Sciatica is usually aggravated by sitting, driving, bending forward, or lifting (see Figs. 1 and 2). A step-ladder approach to treatment is the best advice. Always begin by seeing your physician to confirm the diagnosis. Remember to avoid what harms you! This usually means don’t sit for longer than 20 min without getting up, and for most cases avoid bending forward, especially in the morning (Cholewicki and McGill, 1996; Snook et al., 1998; McGill and Brown, 1992). This will “spare the spine” and prevent further irritation to the nerve.

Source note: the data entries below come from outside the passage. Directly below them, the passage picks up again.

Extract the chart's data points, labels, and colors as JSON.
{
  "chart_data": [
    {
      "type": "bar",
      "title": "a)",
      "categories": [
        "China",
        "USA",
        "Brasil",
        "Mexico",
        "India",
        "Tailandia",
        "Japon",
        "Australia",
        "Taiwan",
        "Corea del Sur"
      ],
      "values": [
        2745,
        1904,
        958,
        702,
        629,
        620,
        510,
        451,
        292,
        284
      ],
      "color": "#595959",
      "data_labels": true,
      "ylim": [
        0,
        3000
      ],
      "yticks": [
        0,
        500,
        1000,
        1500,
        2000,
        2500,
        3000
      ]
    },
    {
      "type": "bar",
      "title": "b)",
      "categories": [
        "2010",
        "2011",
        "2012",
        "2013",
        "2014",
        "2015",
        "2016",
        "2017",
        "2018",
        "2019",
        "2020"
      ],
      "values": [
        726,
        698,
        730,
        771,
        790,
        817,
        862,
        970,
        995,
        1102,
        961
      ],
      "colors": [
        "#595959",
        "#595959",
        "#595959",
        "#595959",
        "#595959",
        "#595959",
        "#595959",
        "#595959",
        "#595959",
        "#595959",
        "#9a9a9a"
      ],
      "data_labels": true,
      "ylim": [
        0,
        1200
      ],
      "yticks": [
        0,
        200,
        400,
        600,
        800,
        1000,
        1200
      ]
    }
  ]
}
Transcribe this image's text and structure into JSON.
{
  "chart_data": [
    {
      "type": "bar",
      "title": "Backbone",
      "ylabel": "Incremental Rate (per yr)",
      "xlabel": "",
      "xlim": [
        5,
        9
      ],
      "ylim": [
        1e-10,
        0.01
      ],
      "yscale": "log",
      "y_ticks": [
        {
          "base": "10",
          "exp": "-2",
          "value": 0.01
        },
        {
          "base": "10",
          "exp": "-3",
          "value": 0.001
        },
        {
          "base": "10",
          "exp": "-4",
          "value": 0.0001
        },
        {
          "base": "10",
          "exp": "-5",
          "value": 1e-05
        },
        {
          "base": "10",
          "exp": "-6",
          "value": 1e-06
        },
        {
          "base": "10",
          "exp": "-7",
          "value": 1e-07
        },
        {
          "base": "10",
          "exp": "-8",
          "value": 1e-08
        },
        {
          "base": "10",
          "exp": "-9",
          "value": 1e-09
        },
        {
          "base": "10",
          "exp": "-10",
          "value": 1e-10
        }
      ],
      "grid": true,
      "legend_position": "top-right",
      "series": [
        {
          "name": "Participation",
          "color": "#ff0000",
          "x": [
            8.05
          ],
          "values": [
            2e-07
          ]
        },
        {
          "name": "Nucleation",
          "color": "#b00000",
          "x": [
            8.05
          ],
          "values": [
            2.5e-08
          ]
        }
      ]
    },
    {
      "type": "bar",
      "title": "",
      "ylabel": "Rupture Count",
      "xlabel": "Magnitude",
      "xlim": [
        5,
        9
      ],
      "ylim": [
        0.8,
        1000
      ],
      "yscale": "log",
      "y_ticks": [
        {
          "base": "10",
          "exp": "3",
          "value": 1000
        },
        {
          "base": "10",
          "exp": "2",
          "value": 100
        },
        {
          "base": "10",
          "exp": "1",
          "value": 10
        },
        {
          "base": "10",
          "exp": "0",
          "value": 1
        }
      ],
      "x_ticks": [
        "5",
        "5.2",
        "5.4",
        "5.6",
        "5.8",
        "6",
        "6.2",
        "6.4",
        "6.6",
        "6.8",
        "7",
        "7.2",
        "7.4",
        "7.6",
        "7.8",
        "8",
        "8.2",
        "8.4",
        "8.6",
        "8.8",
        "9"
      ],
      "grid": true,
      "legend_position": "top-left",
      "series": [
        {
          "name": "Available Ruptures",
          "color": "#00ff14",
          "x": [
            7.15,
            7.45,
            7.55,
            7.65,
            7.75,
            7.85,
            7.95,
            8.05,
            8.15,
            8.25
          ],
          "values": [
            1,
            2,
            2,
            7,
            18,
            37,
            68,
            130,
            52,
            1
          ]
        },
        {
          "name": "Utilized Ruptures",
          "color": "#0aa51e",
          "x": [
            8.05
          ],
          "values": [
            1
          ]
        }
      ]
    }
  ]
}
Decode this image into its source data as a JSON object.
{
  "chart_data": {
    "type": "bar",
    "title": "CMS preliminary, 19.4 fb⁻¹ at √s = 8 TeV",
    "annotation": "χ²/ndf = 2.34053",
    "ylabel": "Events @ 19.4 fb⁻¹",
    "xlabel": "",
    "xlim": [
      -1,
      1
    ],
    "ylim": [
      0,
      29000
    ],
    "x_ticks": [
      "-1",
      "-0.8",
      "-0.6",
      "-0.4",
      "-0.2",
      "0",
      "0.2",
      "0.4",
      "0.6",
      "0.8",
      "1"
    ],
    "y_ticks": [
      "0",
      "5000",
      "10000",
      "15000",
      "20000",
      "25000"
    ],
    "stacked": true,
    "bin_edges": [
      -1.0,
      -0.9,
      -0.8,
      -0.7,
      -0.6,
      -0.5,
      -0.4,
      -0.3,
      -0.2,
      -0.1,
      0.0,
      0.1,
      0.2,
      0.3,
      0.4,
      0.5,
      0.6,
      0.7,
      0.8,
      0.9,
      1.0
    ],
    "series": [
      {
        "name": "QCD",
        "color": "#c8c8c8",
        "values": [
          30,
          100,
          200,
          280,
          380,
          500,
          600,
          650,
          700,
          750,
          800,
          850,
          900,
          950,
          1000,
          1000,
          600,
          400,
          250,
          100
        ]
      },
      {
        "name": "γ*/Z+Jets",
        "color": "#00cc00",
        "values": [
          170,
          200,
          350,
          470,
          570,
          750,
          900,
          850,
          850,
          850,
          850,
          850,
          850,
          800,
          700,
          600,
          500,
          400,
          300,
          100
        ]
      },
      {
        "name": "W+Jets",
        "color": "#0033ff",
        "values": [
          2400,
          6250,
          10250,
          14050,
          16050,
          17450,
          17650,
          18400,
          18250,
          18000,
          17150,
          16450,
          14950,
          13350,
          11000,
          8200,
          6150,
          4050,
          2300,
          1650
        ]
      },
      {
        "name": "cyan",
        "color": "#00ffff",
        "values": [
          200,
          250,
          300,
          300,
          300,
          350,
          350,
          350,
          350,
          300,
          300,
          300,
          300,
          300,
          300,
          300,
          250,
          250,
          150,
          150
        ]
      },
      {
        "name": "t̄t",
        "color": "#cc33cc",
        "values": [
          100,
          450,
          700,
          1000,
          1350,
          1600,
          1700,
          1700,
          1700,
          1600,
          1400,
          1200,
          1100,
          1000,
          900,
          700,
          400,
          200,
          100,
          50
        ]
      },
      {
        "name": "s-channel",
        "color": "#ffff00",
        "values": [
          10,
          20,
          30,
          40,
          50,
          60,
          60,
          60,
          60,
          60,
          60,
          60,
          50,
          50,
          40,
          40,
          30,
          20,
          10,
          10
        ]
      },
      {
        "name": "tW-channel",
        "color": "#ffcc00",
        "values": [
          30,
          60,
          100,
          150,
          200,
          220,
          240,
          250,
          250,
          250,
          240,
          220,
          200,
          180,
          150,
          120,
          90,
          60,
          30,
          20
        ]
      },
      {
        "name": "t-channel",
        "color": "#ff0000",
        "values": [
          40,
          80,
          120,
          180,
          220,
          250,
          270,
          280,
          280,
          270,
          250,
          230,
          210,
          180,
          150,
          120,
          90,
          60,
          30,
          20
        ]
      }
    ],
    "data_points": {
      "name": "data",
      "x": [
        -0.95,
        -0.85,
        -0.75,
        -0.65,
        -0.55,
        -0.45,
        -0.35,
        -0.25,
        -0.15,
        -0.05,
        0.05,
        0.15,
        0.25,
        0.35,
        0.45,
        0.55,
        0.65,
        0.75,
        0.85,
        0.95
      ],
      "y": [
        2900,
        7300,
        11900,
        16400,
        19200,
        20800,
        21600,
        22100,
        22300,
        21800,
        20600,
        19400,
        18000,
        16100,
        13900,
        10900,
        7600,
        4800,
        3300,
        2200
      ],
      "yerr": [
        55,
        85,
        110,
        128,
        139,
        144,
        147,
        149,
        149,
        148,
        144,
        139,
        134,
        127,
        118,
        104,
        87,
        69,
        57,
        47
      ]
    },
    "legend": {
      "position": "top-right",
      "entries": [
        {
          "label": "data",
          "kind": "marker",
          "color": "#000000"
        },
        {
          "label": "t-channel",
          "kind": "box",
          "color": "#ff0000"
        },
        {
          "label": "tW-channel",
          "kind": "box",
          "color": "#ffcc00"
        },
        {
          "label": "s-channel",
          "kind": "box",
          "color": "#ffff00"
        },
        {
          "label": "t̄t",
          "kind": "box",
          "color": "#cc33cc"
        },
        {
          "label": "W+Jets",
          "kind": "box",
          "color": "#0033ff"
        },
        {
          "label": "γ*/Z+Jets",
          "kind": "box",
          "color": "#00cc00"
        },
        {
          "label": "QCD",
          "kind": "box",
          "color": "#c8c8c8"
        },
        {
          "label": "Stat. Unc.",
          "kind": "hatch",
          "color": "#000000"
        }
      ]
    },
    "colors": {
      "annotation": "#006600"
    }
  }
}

The second step is to gradually bring the spine back into alignment by arching it (see Fig. 3). The yoga sphinx posture is ideal and can be progressed to the cobra pose or press-up. These may be uncomfortable in your back, but should relieve any leg symptoms (Long et al., 2004; Albert and Manniche, 2012). If they increase your leg symptoms then you should avoid them.
The third pillar of self-care for sciatica is to try to mobilize the nerve by gliding or sliding it back and forth without stretching it at all. This is called a nerve mobili- zation or sciatic slider (Neer and Butler, 2006). It should never be painful and in fact should immediately make bending forward better tolerated.
The sciatic nerve slider
Phase 1 (see Fig. 4)
- 1. Lift your head up until your are extending your neck and looking up to the ceiling
- 2. Stick out your chest until you are arching your lower back
- 3. Raise the leg that is affected by sciatica until the knee is straight and your toes are pointing up towards your knee.
- 4. Remember none of these movements should increase the sciatic or back pain.
Phase 2 (see Fig. 5)
1. Drop your leg fully until it is dangling
2. Bend your neck forward until your chin is against your chest
3. Allow your lower back to round forward into a slightly slouched position
- Perform 12-20 slow repetitions
Frequency • Perform 4-6 times/day
Duration • 1-2 weeks
Symptoms should improve with the slider. If they don’t be sure to consult an appropriately trained physician.